Zoo, ultima fatica dei madrileni e squinternatissimi Yllana, non ha nessun rapporto con sconcezze o parolacce, neppure con le parole in senso proprio, ma, nondimeno, ha ricevuto il premio Max per le arti sceniche in Spagna quale miglior allestimento infantile del 2010 e, in effetti, il bel Teatro di Rifredi (Firenze) pullula di pargoli in sala, ove ad accoglierci troviamo un sipario aperto con alcuni addobbi botanici dalle vaghe reminiscenze di silvestre esotismo. Le luci calano e uno schermo sul fondale proietta i titoli d’apertura d’un filmato, a parodia di certe vecchie pellicole avventurose. Lo spettacolo, però, ha inizio in platea: quattro improbabili figuri agghindati da esploratori s’inoltrano con passo felpato e guardingo tra le poltroncine gremite e la sorpresa degli spettatori: cercano “la loro jungla”, punto d’approdo e svolgimento della loro traversia scenica, il palco.

La breve sequenza d’inizio ben illustra la linea della performance, improntata a una comicità che unisce clownerie, slapstick, assurdità e caratterizzazioni dei personaggi. Juan Francisco Dorado è il leader machista, capo escursione di bell’aspetto, invadenza pelvica e intrepido atletismo: i pugnali gli s’infilano puntualmente nello stesso albero a sinistra della scena, a prescindere dalla direzione verso cui li scagli, ottenendo rispetto e ammirazione dai compagni di ventura. Susana Cortés è la vivace, paffutella lady del gruppo, sospesa tra ammiccamenti ridicolosi e una vocalità sopra le righe. César Maroto è… il “calvo”: sessualmente incerto (ben dosate le sequenze in cui sembra ammaliato dalla mascolinità del capo), ha doti d’inatteso eclettismo, in chiave sia comica sia corporea, mentre Rubén Hernández è lo scienziato della spedizione, con ordinaria lente d’ingrandimento e assai poca baldanza.

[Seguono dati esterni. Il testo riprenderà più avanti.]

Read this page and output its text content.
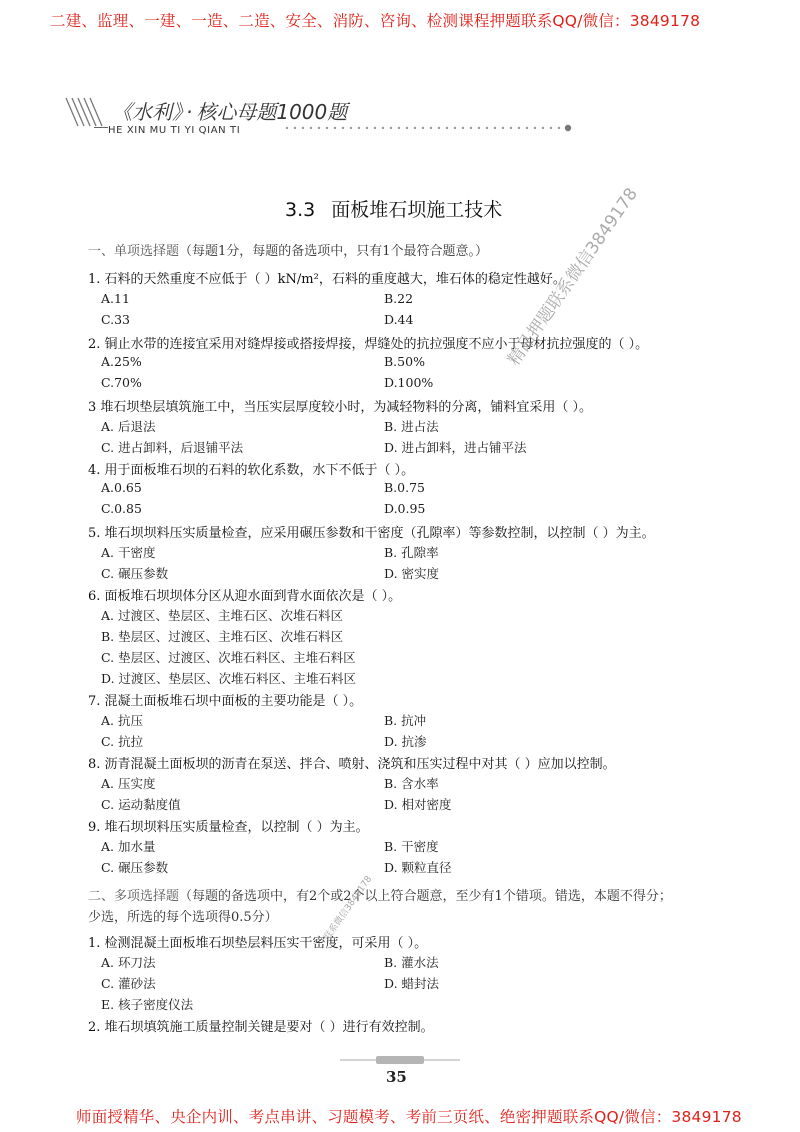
二建、监理、一建、一造、二造、安全、消防、咨询、检测课程押题联系QQ/微信：3849178
师面授精华、央企内训、考点串讲、习题模考、考前三页纸、绝密押题联系QQ/微信：3849178
《水利》 · 核心母题1000题
HE XIN MU TI YI QIAN TI
3.3 面板堆石坝施工技术
一、单项选择题（每题1分，每题的备选项中，只有1个最符合题意。）
1. 石料的天然重度不应低于（ ）kN/m²，石料的重度越大，堆石体的稳定性越好。
A.11	B.22
C.33	D.44
2. 铜止水带的连接宜采用对缝焊接或搭接焊接，焊缝处的抗拉强度不应小于母材抗拉强度的（ ）。
A.25%	B.50%
C.70%	D.100%
3 堆石坝垫层填筑施工中，当压实层厚度较小时，为减轻物料的分离，铺料宜采用（ ）。
A. 后退法	B. 进占法
C. 进占卸料，后退铺平法	D. 进占卸料，进占铺平法
4. 用于面板堆石坝的石料的软化系数，水下不低于（ ）。
A.0.65	B.0.75
C.0.85	D.0.95
5. 堆石坝坝料压实质量检查，应采用碾压参数和干密度（孔隙率）等参数控制，以控制（ ）为主。
A. 干密度	B. 孔隙率
C. 碾压参数	D. 密实度
6. 面板堆石坝坝体分区从迎水面到背水面依次是（ ）。
A. 过渡区、垫层区、主堆石区、次堆石料区
B. 垫层区、过渡区、主堆石区、次堆石料区
C. 垫层区、过渡区、次堆石料区、主堆石料区
D. 过渡区、垫层区、次堆石料区、主堆石料区
7. 混凝土面板堆石坝中面板的主要功能是（ ）。
A. 抗压	B. 抗冲
C. 抗拉	D. 抗渗
8. 沥青混凝土面板坝的沥青在泵送、拌合、喷射、浇筑和压实过程中对其（ ）应加以控制。
A. 压实度	B. 含水率
C. 运动黏度值	D. 相对密度
9. 堆石坝坝料压实质量检查，以控制（ ）为主。
A. 加水量	B. 干密度
C. 碾压参数	D. 颗粒直径
二、多项选择题（每题的备选项中，有2个或2个以上符合题意，至少有1个错项。错选，本题不得分；
少选，所选的每个选项得0.5分）
1. 检测混凝土面板堆石坝垫层料压实干密度，可采用（ ）。
A. 环刀法	B. 灌水法
C. 灌砂法	D. 蜡封法
E. 核子密度仪法
2. 堆石坝填筑施工质量控制关键是要对（ ）进行有效控制。
精品押题联系微信3849178
联系微信3849178
35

L’allestimento procede a sequenze chiuse, i ruoli si mescolano: spassose le parti in cui gli attori recitano travestiti da gorilla (dirette citazioni kubrickiane), così come quelle del “ritorno” in platea con folte criniere leonine. Lo sketch migliore è, probabilmente, quello dei quattro uccelli, non si capisce di che specie, in cui buon gioco hanno le luci soffuse e gli azzeccati costumi che riprendono il classico “trucco del nano”, con le braccia degli attori infilate nei pantaloni del vestito.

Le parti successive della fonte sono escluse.